Ils auraient bien pu s’affronter sur un cent mètres crawlé, mais Napoléon jugeait que d’une part l’eau était trop froide, et d’une autre que Reynald, de par sa carrure de pingouin, était bien plus à l’aise dans l’eau que lui-même.


« Ce serait comme t’affronter sur un cent mètres vol libre ; tu sais même pas voler, tu partirais avec un gros handicap ! » justifia-t-il en bombant son torse de fierté.


Ils se chamaillèrent quelques instants, incapables de trouver un terrain d’entente, jusqu’à ce qu’ils vissent une mine familière se faufiler par là. La déléguée insulaire, seule humaine de l’île, qui plus était, faisait sa ronde matinale afin de s’assurer que tout allait bien. Branches et feuillages échoués au sol, mauvaises herbes en prolifération, et fleurs assoiffées passaient toutes un examen minutieux.

Ils se ruèrent vers elle, puis lui expliquèrent rapidement la situation et leur problème.
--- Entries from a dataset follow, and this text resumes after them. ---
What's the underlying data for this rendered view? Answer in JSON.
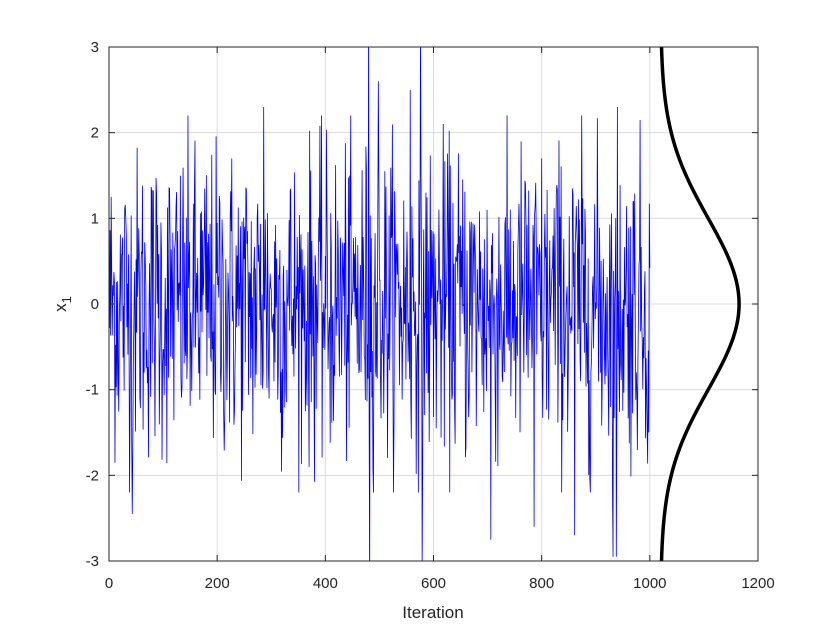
{
  "chart_data": {
    "type": "line",
    "title": "",
    "xlabel": "Iteration",
    "ylabel": "x",
    "ylabel_subscript": "1",
    "xlim": [
      0,
      1200
    ],
    "ylim": [
      -3,
      3
    ],
    "xticks": [
      "0",
      "200",
      "400",
      "600",
      "800",
      "1000",
      "1200"
    ],
    "yticks": [
      "3",
      "2",
      "1",
      "0",
      "-1",
      "-2",
      "-3"
    ],
    "xtick_values": [
      0,
      200,
      400,
      600,
      800,
      1000,
      1200
    ],
    "ytick_values": [
      3,
      2,
      1,
      0,
      -1,
      -2,
      -3
    ],
    "grid": true,
    "series": [
      {
        "description": "MCMC trace of x1, about 1000 iterations, values roughly standard normal",
        "color": "#0000ff",
        "x_start": 1,
        "x_end": 1000,
        "spikes": [
          {
            "x": 480,
            "y": 3.6
          },
          {
            "x": 482,
            "y": -3.4
          },
          {
            "x": 576,
            "y": 3.3
          },
          {
            "x": 579,
            "y": -3.1
          },
          {
            "x": 43,
            "y": -2.45
          },
          {
            "x": 706,
            "y": -2.75
          },
          {
            "x": 786,
            "y": -2.6
          },
          {
            "x": 861,
            "y": -2.7
          },
          {
            "x": 932,
            "y": -2.95
          },
          {
            "x": 938,
            "y": -2.95
          },
          {
            "x": 557,
            "y": 2.5
          },
          {
            "x": 498,
            "y": 2.6
          },
          {
            "x": 286,
            "y": 2.3
          },
          {
            "x": 940,
            "y": 2.3
          },
          {
            "x": 998,
            "y": -1.5
          }
        ]
      },
      {
        "description": "standard normal density drawn sideways to the right of the trace",
        "color": "#000000",
        "curve": "gaussian",
        "mean": 0,
        "sd": 1,
        "base_x": 1020,
        "peak_x": 1165
      }
    ]
  }
}
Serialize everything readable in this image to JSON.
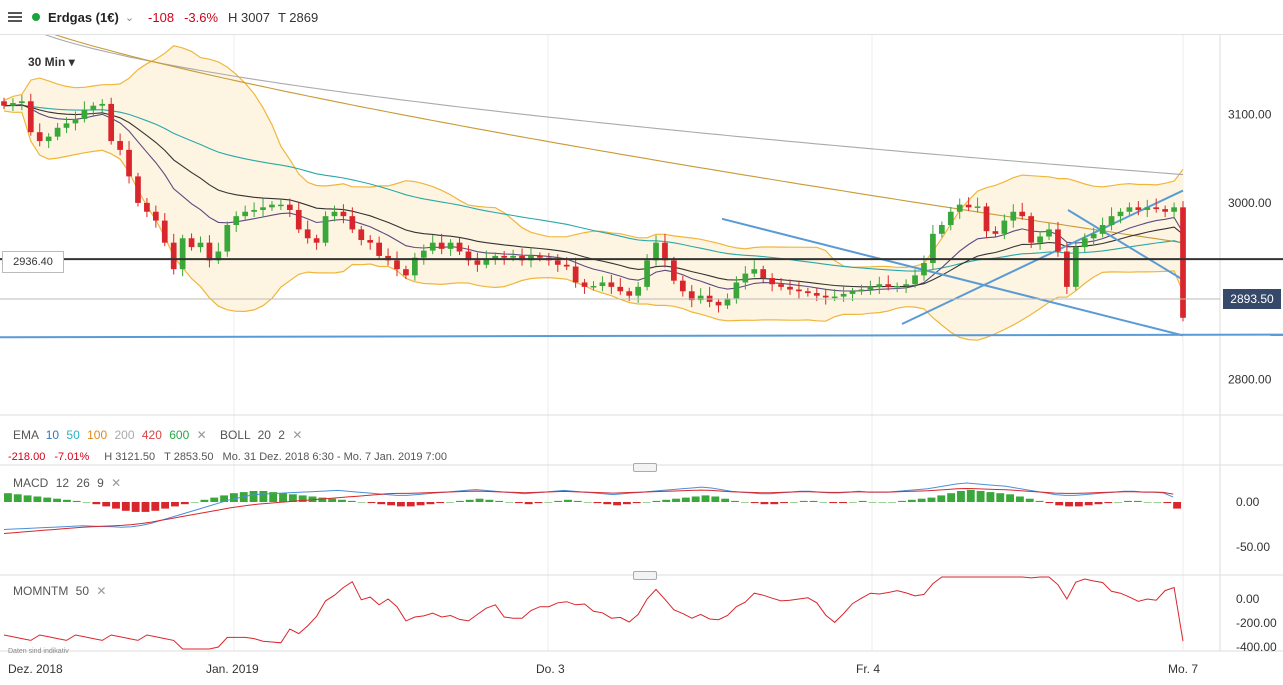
{
  "header": {
    "instrument": "Erdgas (1€)",
    "change_abs": "-108",
    "change_pct": "-3.6%",
    "high": "H 3007",
    "low": "T 2869"
  },
  "toolbar": {
    "timeframe": "30 Min"
  },
  "price_axis": {
    "ticks": [
      "3100.00",
      "3000.00",
      "2800.00"
    ]
  },
  "price_labels": {
    "crosshair": "2936.40",
    "last": "2893.50"
  },
  "indicators": {
    "ema_label": "EMA",
    "ema_periods": [
      "10",
      "50",
      "100",
      "200",
      "420",
      "600"
    ],
    "ema_colors": [
      "#2b79c2",
      "#2ab5c8",
      "#e08a1e",
      "#aaaaaa",
      "#d94343",
      "#27a84a"
    ],
    "boll_label": "BOLL",
    "boll_params": [
      "20",
      "2"
    ],
    "stats": {
      "abs": "-218.00",
      "pct": "-7.01%",
      "high": "H 3121.50",
      "low": "T 2853.50",
      "range": "Mo. 31 Dez. 2018 6:30 - Mo. 7 Jan. 2019 7:00"
    }
  },
  "macd": {
    "label": "MACD",
    "params": [
      "12",
      "26",
      "9"
    ],
    "ticks": [
      "0.00",
      "-50.00"
    ]
  },
  "momentum": {
    "label": "MOMNTM",
    "params": [
      "50"
    ],
    "ticks": [
      "0.00",
      "-200.00",
      "-400.00"
    ]
  },
  "disclaimer": "Daten sind indikativ",
  "x_axis": {
    "labels": [
      "Dez. 2018",
      "Jan. 2019",
      "Do. 3",
      "Fr. 4",
      "Mo. 7"
    ]
  },
  "colors": {
    "up": "#3aa73a",
    "down": "#d9262c",
    "trend": "#5b9bd5",
    "boll": "#f0b63c"
  },
  "chart_data": {
    "type": "candlestick",
    "y_range": [
      2760,
      3190
    ],
    "horizontal_line": 2936.4,
    "support_line": [
      2848,
      2851
    ],
    "closes": [
      3110,
      3113,
      3115,
      3080,
      3070,
      3075,
      3085,
      3090,
      3095,
      3105,
      3110,
      3112,
      3070,
      3060,
      3030,
      3000,
      2990,
      2980,
      2955,
      2925,
      2960,
      2950,
      2955,
      2935,
      2945,
      2975,
      2985,
      2990,
      2992,
      2995,
      2998,
      2998,
      2992,
      2970,
      2960,
      2955,
      2985,
      2990,
      2985,
      2970,
      2958,
      2955,
      2940,
      2935,
      2925,
      2918,
      2938,
      2946,
      2955,
      2948,
      2955,
      2945,
      2935,
      2930,
      2936,
      2940,
      2938,
      2940,
      2935,
      2940,
      2938,
      2935,
      2930,
      2928,
      2910,
      2905,
      2906,
      2910,
      2905,
      2900,
      2895,
      2905,
      2935,
      2955,
      2935,
      2912,
      2900,
      2890,
      2895,
      2888,
      2884,
      2892,
      2910,
      2920,
      2925,
      2915,
      2908,
      2905,
      2902,
      2900,
      2898,
      2895,
      2893,
      2894,
      2897,
      2900,
      2902,
      2905,
      2908,
      2905,
      2906,
      2908,
      2918,
      2932,
      2965,
      2975,
      2990,
      2998,
      2995,
      2996,
      2968,
      2965,
      2980,
      2990,
      2985,
      2955,
      2962,
      2970,
      2945,
      2905,
      2950,
      2960,
      2965,
      2975,
      2985,
      2990,
      2995,
      2992,
      2995,
      2993,
      2990,
      2995,
      2870
    ],
    "ema_fast_end": 2970,
    "boll_upper_end": 3025,
    "boll_lower_end": 2935
  },
  "macd_data": {
    "histogram": [
      8,
      7,
      6,
      5,
      4,
      3,
      2,
      1,
      0,
      -2,
      -4,
      -6,
      -8,
      -9,
      -9,
      -8,
      -6,
      -4,
      -2,
      0,
      2,
      4,
      6,
      8,
      9,
      10,
      10,
      9,
      8,
      7,
      6,
      5,
      4,
      3,
      2,
      1,
      0,
      -1,
      -2,
      -3,
      -4,
      -4,
      -3,
      -2,
      -1,
      0,
      1,
      2,
      3,
      2,
      1,
      0,
      -1,
      -2,
      -1,
      0,
      1,
      2,
      1,
      0,
      -1,
      -2,
      -3,
      -2,
      -1,
      0,
      1,
      2,
      3,
      4,
      5,
      6,
      5,
      3,
      1,
      0,
      -1,
      -2,
      -2,
      -1,
      0,
      1,
      1,
      0,
      -1,
      -1,
      0,
      1,
      0,
      0,
      0,
      1,
      2,
      3,
      4,
      6,
      8,
      10,
      11,
      10,
      9,
      8,
      7,
      5,
      3,
      1,
      -1,
      -3,
      -4,
      -4,
      -3,
      -2,
      -1,
      0,
      1,
      1,
      0,
      0,
      -1,
      -6
    ]
  },
  "momentum_data": {
    "range": [
      -420,
      50
    ]
  }
}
Comme à son habitude, elle gardait ce sourire niais collé à ses lèvres ; c’était à se demander s’il lui arrivait de comprendre quoi que ce fût à leurs paroles.


« Et du coup, on se demandait si t’avais pas une idée pour qu’on se départage. »


Elle sembla réfléchir quelques secondes, et parut avoir une idée, à en croire l’illumination de son visage dissimulé par une paire de lunettes à épaisse monture. Les deux volatiles se penchèrent un peu plus vers elle, impatient de découvrir l’épreuve ultime, celle qui les départagerait pour de bon, et assurerait la supériorité de l’un ou l’autre auprès de tous ceux présents sur l’île.


« Faites un concours de muscles ! lança-t-elle avec un large sourire.

– Un concours de muscles !? »


Ils s’étaient exprimés d’une seule et même voix, surpris de cette réponse évidente et en même temps surprenante. Mais n’était-ce pas déjà ce à quoi ils s’adonnaient depuis quelques heures maintenant ?

Qu’à cela ne tienne ! Ils reprirent leur rythme effréné de pompes, abdos et tirs au panier. Le premier à flancher serait le perdant de ce concours !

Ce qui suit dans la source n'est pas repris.